Subrogation is a concept that's well-known in legal and insurance circles but rarely by the people they represent. If this term has come up when dealing with your insurance agent or a legal proceeding, it is to your advantage to understand the nuances of the process. The more knowledgeable you are, the more likely it is that relevant proceedings will work out favorably.
Every insurance policy you hold is an assurance that, if something bad occurs, the insurer of the policy will make restitutions in one way or another in a timely manner. If your home suffers fire damage, for example, your property insurance agrees to compensate you or pay for the repairs, subject to state property damage laws.
But since figuring out who is financially responsible for services or repairs is typically a heavily involved affair – and time spent waiting sometimes increases the damage to the victim – insurance companies often opt to pay up front and figure out the blame later. They then need a way to recover the costs if, when all the facts are laid out, they weren't in charge of the expense.
Can You Give an Example?
You go to the Instacare with a gouged finger. You hand the nurse your medical insurance card and he records your plan details. You get stitches and your insurer gets an invoice for the expenses. But the next day, when you arrive at your place of employment – where the accident happened – your boss hands you workers compensation forms to turn in. Your employer's workers comp policy is in fact responsible for the invoice, not your medical insurance company. It has a vested interest in getting that money back in some way.
How Subrogation Works
This is where subrogation comes in. It is the process that an insurance company uses to claim payment after it has paid for something that should have been paid by some other entity. Some companies have in-house property damage lawyers and personal injury attorneys, or a department dedicated to subrogation; others contract with a law firm. Under ordinary circumstances, only you can sue for damages to your person or property. But under subrogation law, your insurer is considered to have some of your rights in exchange for making good on the damages. It can go after the money originally due to you, because it has covered the amount already.
Why Do I Need to Know This?
For a start, if you have a deductible, your insurer wasn't the only one that had to pay. In a $10,000 accident with a $1,000 deductible, you lost some money too – to be precise, $1,000. If your insurer is lax about bringing subrogation cases to court, it might choose to recover its expenses by increasing your premiums. On the other hand, if it has a knowledgeable legal team and pursues them efficiently, it is doing you a favor as well as itself.

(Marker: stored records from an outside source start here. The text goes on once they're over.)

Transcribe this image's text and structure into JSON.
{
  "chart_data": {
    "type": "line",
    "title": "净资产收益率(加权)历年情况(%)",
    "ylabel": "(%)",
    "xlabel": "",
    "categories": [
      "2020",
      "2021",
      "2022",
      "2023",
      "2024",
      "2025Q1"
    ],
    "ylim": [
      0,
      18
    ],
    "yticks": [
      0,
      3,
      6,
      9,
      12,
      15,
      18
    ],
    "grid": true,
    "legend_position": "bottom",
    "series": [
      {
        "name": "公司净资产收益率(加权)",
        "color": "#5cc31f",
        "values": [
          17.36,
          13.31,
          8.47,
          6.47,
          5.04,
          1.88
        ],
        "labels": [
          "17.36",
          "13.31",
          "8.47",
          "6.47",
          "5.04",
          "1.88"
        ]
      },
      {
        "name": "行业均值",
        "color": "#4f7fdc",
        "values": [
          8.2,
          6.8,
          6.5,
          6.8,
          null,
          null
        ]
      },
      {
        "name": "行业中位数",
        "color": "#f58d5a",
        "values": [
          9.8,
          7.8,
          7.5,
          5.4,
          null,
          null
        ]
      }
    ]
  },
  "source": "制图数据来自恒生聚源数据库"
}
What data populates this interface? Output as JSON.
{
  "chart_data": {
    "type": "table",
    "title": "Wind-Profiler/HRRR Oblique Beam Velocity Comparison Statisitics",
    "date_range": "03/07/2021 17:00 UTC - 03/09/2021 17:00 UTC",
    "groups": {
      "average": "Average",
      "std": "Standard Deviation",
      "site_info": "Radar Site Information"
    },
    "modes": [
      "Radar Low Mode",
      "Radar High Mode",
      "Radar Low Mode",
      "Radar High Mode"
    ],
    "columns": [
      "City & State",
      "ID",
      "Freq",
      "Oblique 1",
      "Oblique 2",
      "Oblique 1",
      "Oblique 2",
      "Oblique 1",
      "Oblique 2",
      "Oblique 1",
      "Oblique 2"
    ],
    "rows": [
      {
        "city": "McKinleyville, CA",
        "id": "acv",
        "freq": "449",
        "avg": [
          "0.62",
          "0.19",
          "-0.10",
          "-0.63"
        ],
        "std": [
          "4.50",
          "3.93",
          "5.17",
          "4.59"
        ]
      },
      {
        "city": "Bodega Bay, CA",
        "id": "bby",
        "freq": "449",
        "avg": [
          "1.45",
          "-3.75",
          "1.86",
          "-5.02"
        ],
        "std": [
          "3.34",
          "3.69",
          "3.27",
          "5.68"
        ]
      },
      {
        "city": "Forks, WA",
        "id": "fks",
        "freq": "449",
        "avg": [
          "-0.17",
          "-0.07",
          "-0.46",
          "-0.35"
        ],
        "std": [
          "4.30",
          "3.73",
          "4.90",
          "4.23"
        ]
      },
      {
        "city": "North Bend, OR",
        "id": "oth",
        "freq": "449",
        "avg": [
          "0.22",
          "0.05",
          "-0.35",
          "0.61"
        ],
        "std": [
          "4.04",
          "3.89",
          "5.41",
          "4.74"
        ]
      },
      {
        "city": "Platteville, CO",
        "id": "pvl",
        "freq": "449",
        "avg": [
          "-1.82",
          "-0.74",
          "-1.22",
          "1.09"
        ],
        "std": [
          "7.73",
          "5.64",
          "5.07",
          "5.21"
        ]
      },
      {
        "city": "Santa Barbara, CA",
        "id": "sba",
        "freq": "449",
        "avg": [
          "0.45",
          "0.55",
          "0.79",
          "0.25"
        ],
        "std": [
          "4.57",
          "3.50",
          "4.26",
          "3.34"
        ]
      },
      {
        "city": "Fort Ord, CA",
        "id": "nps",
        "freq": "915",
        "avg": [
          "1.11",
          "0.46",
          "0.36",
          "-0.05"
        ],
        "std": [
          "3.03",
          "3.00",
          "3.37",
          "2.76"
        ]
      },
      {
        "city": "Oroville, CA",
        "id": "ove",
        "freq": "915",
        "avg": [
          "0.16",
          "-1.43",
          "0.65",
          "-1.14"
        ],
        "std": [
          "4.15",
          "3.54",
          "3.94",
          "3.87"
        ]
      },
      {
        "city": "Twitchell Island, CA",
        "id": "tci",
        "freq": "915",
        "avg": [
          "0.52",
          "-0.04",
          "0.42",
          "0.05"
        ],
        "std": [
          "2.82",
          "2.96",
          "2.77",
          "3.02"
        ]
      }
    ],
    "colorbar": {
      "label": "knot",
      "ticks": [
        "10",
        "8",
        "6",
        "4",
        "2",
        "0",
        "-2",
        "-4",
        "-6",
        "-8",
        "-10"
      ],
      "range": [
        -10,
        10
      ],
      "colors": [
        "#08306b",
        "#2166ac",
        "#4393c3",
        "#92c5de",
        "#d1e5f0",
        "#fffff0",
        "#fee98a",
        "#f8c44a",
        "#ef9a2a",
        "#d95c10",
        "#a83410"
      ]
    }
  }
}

If all $10,000 is recovered, you will get your full deductible back. If it recovers half (for instance, in a case where you are found one-half accountable), you'll typically get $500 back, depending on your state laws.
Furthermore, if the total cost of an accident is over your maximum coverage amount, you could be in for a stiff bill. If your insurance company or its property damage lawyers, such as employment lawyer salem ut, pursue subrogation and wins, it will recover your expenses in addition to its own.

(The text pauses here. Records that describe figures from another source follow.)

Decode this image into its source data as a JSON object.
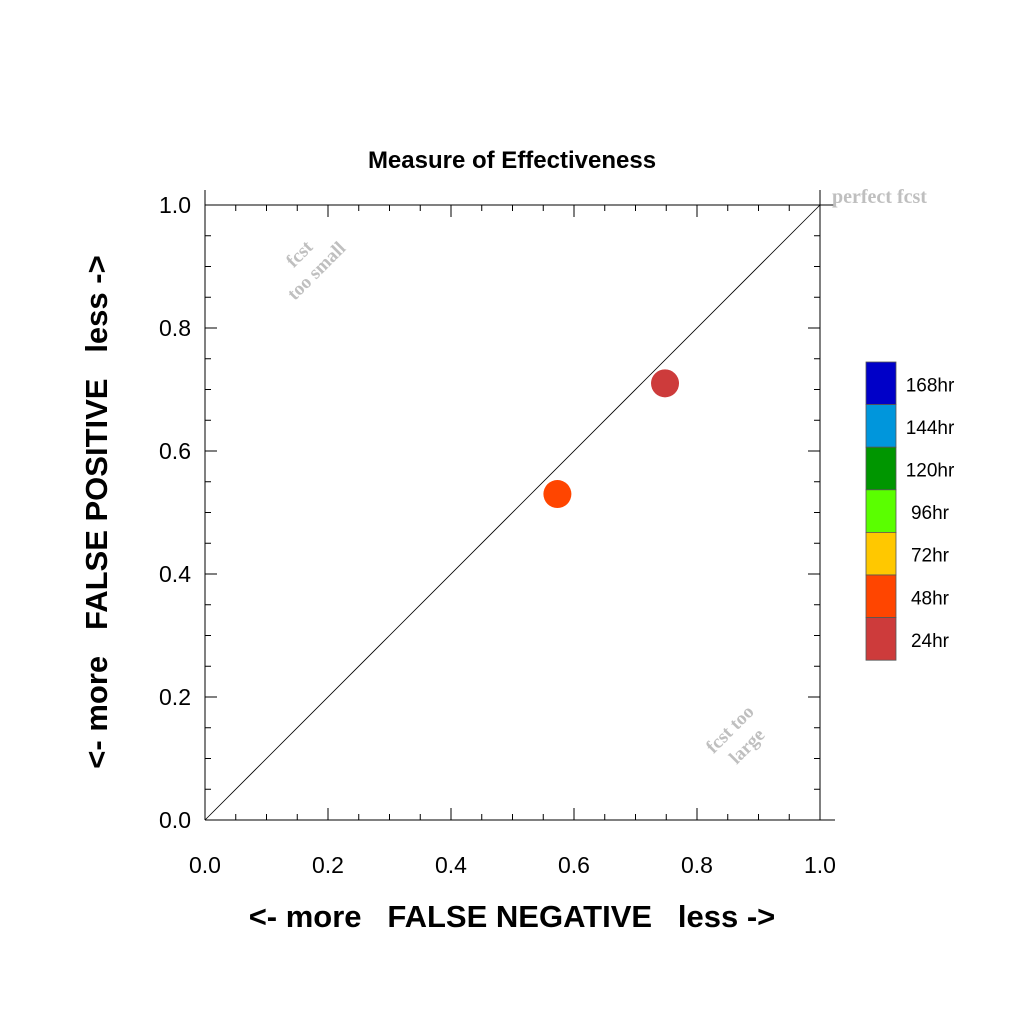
{
  "chart_data": {
    "type": "scatter",
    "title": "Measure of Effectiveness",
    "xlabel": "<- more   FALSE NEGATIVE   less ->",
    "ylabel": "<- more   FALSE POSITIVE   less ->",
    "xlim": [
      0.0,
      1.0
    ],
    "ylim": [
      0.0,
      1.0
    ],
    "x_ticks": [
      "0.0",
      "0.2",
      "0.4",
      "0.6",
      "0.8",
      "1.0"
    ],
    "y_ticks": [
      "0.0",
      "0.2",
      "0.4",
      "0.6",
      "0.8",
      "1.0"
    ],
    "grid": false,
    "diagonal_line": {
      "from": [
        0,
        0
      ],
      "to": [
        1,
        1
      ],
      "color": "#000000"
    },
    "annotations": [
      {
        "text": "perfect fcst",
        "x": 1.0,
        "y": 1.0,
        "color": "#bfbfbf"
      },
      {
        "lines": [
          "fcst",
          "too small"
        ],
        "x": 0.13,
        "y": 0.9,
        "color": "#bfbfbf",
        "rotation": -45
      },
      {
        "lines": [
          "fcst too",
          "large"
        ],
        "x": 0.83,
        "y": 0.15,
        "color": "#bfbfbf",
        "rotation": -45
      }
    ],
    "points": [
      {
        "x": 0.573,
        "y": 0.53,
        "color": "#ff4500",
        "lead": "48hr"
      },
      {
        "x": 0.748,
        "y": 0.71,
        "color": "#cd3b3b",
        "lead": "24hr"
      }
    ],
    "legend": {
      "placement": "right",
      "items": [
        {
          "label": "168hr",
          "color": "#0000c8"
        },
        {
          "label": "144hr",
          "color": "#0096dc"
        },
        {
          "label": "120hr",
          "color": "#009600"
        },
        {
          "label": "96hr",
          "color": "#5aff00"
        },
        {
          "label": "72hr",
          "color": "#ffc800"
        },
        {
          "label": "48hr",
          "color": "#ff4500"
        },
        {
          "label": "24hr",
          "color": "#cd3b3b"
        }
      ]
    }
  }
}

All insurance agencies are not the same. When comparing, it's worth looking up the reputations of competing companies to determine if they pursue legitimate subrogation claims; if they resolve those claims with some expediency; if they keep their customers posted as the case goes on; and if they then process successfully won reimbursements right away so that you can get your funding back and move on with your life. If, on the other hand, an insurance firm has a record of honoring claims that aren't its responsibility and then safeguarding its income by raising your premiums, you'll feel the sting later.